図1は、一見して表面や内部に粒子が確認できないタイプの、本発明に係る固形剤の断面の状態を示したイメージ図である。尚、図中、1は被覆層、2は母粒子を示す。 図2は、表面及び内部に粒子が存在することが確認できるタイプの、本発明に係る固形剤の断面の状態を示したイメージ図である。尚、図中、Aは粒子、Bは融着層を示す。 図3は、無数の粒子が堆積したように見える、従来技術における製法の固形剤の断面の状態を示したイメージ図である。尚、図中、1′は堆積層、2′は母粒子、Cは粒子を示す。 図4は、本発明における「融着状」の意義を示したイメージ図である。 図5は、従来技術における「堆積状」の意義を示したイメージ図である。尚、図中、Dは結合剤を示す。 図6は、実施例1で得られた製剤の顕微鏡写真である(デジタル写真)。 図7は、実施例1で得られた製剤の断面の走査電子顕微鏡写真である(デジタル写真)。 図8は、実施例1で得られた一剤型重炭酸透析用固形剤の母粒子の元素分析結果(エネルギー分散型X線分析装置(EDX))を示す。 図9は、実施例1で得られた一剤型重炭酸透析用固形剤の被覆層の元素分析結果(エネルギー分散型X線分析装置(EDX))を示す。 図10は、実施例1で得られた一剤型重炭酸透析用固形剤の薄膜X線回折の結果を示す(2θ=2〜60°)。 図11は、実施例1で得られた一剤型重炭酸透析用固形剤の薄膜X線回折の結果を示す(2θ=2〜20°)。
符号の説明
1:被覆層
1′:堆積層
2:母粒子
2′:母粒子
A:粒子
B:融着層
C:粒子
D:結合剤

Claims (10)

  1. 塩化ナトリウム、塩化カリウム、塩化カルシウム、塩化マグネシウム、クエン酸塩、pH調整剤、ブドウ糖及び重炭酸ナトリウムを含む一剤型重炭酸透析用固形剤において、薄膜X線回折で2θ=10.0〜10.2°(CuKα;λ=1.54058Å、入射角θ=1°)にピークを有する塩を含む被覆層で重炭酸ナトリウムが母粒子として覆われていることを特徴とする一剤型重炭酸透析用固形剤。
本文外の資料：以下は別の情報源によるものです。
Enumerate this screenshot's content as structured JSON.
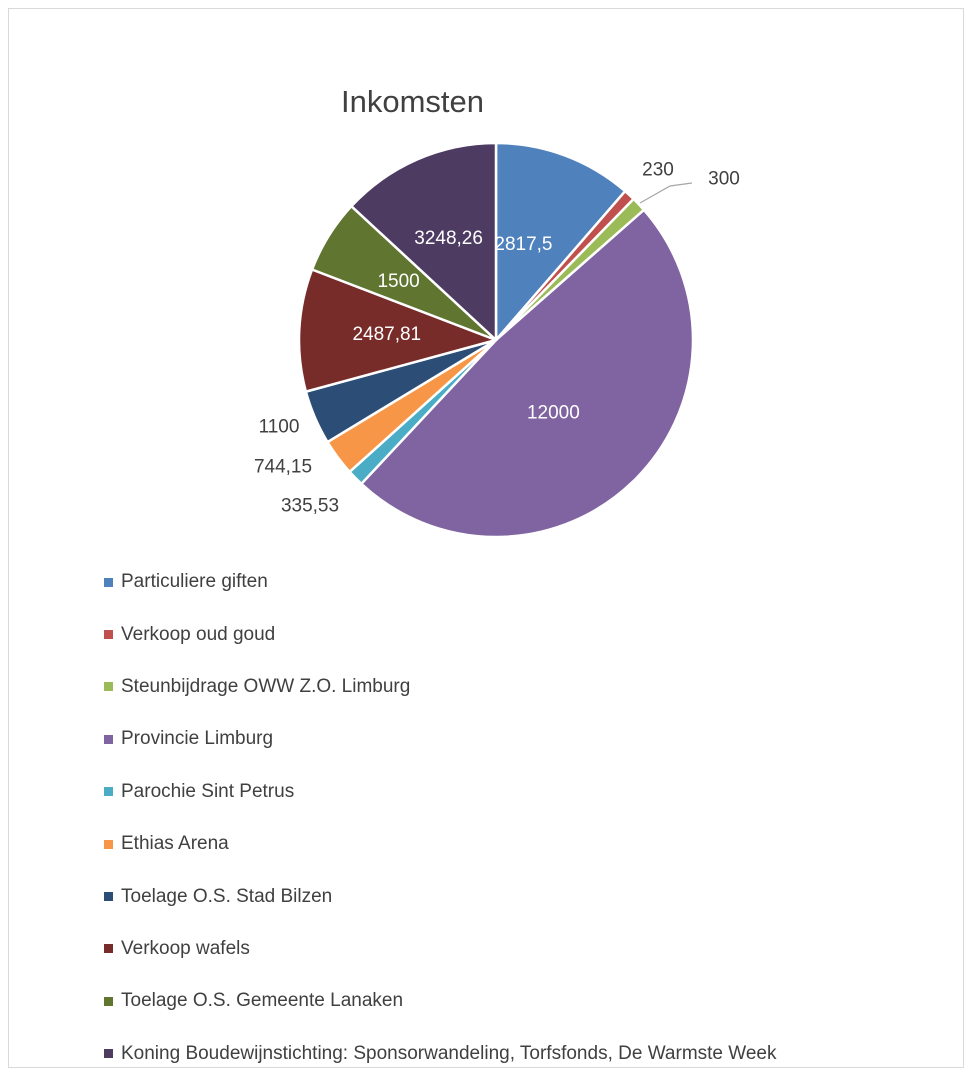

  2. 顆粒状及び/又は細粒状である、請求項1記載の一剤型重炭酸透析用固形剤。
  3. 薄膜X線回折で2θ=10.0〜10.2°(CuKα;λ=1.54058Å、入射角θ=1°)にピークを有する塩が塩化カルシウムとブドウ糖との反応生成物である、請求項1又は2記載の一剤型重炭酸透析用固形剤。
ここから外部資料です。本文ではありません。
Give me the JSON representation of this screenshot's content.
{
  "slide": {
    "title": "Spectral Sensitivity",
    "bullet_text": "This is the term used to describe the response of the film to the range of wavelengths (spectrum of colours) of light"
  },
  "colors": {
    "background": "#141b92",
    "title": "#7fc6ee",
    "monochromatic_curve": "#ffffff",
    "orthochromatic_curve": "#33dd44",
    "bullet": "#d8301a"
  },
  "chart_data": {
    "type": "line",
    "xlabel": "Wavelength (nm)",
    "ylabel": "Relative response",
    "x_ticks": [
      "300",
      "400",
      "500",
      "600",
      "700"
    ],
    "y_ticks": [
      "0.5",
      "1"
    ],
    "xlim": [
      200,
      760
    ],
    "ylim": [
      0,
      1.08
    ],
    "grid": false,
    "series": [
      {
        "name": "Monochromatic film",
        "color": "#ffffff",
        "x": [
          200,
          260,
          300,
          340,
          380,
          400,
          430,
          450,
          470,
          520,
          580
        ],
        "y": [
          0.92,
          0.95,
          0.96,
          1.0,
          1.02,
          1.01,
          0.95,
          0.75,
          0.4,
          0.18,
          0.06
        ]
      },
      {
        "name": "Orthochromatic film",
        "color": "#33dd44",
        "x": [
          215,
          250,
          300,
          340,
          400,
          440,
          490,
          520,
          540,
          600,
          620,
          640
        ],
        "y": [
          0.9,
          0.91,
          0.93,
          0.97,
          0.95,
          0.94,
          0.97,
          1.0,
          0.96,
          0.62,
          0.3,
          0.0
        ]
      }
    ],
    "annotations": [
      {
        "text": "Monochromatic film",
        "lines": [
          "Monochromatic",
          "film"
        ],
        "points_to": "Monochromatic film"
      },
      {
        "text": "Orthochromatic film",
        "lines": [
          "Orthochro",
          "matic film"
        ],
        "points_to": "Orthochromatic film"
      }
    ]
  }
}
  4. 該被覆層が融着状である、請求項1〜3のいずれか一項記載の一剤型重炭酸透析用固形剤。
  5. 透湿度(40℃、90%RH)2.0g/m2・24hr以下であり、背面電極効果を有する積層構造の防湿包材に収納されている、請求項1〜4のいずれか一項記載の一剤型重炭酸透析用固形剤。
  6. 塩化ナトリウム、塩化カリウム、塩化カルシウム、塩化マグネシウム、クエン酸塩、pH調整剤、ブドウ糖及び重炭酸ナトリウムを原料として含む一剤型重炭酸透析用固形剤の製造方法であって、下記〔1〕〜〔4〕の工程を含む方法:
    〔1〕重炭酸ナトリウム及び重炭酸ナトリウム以外の該固形剤の原料成分を1種以上含む粉体及び/又は粒体に、水もしくは重炭酸ナトリウム以外の該固形剤の原料成分を1種以上含有する溶解液を添加し、55℃以下の温度で撹拌混合して混合物(ここで、該混合物は、少なくとも重炭酸ナトリウムと塩化カルシウムとブドウ糖を含む)を得る工程;
    〔2〕工程〔1〕の混合物を、該混合物1kgあたり0.003kW/kg以上の剪断力下、55℃以下の温度で1分以上撹拌造粒して顆粒状及び/又は細粒状の造粒物を得る工程;
    〔3〕工程〔2〕の造粒物を乾燥する工程;および
    〔4〕工程〔2〕の造粒物に、工程〔3〕の前あるいは後にpH調整剤を混合する工程。
  7. 該溶解液の粘度が0.001〜2Pa・sである、請求項6記載の一剤型重炭酸透析用固形剤の製造方法。
  8. 水もしくは該溶解液中の水の量が、該粉体及び/又は粒体の重量の0.05〜5.0重量%である、請求項6又は7記載の一剤型重炭酸透析用固形剤の製造方法。
  9. 該溶解液がブドウ糖と塩化マグネシウムを含む水溶液である、請求項6〜8のいずれか一項記載の一剤型重炭酸透析用固形剤の製造方法。
  10. 一剤型重炭酸透析用固形剤が、請求項1〜5のいずれか一項記載の一剤型重炭酸透析用固形剤である、請求項6〜9のいずれか一項記載の製造方法。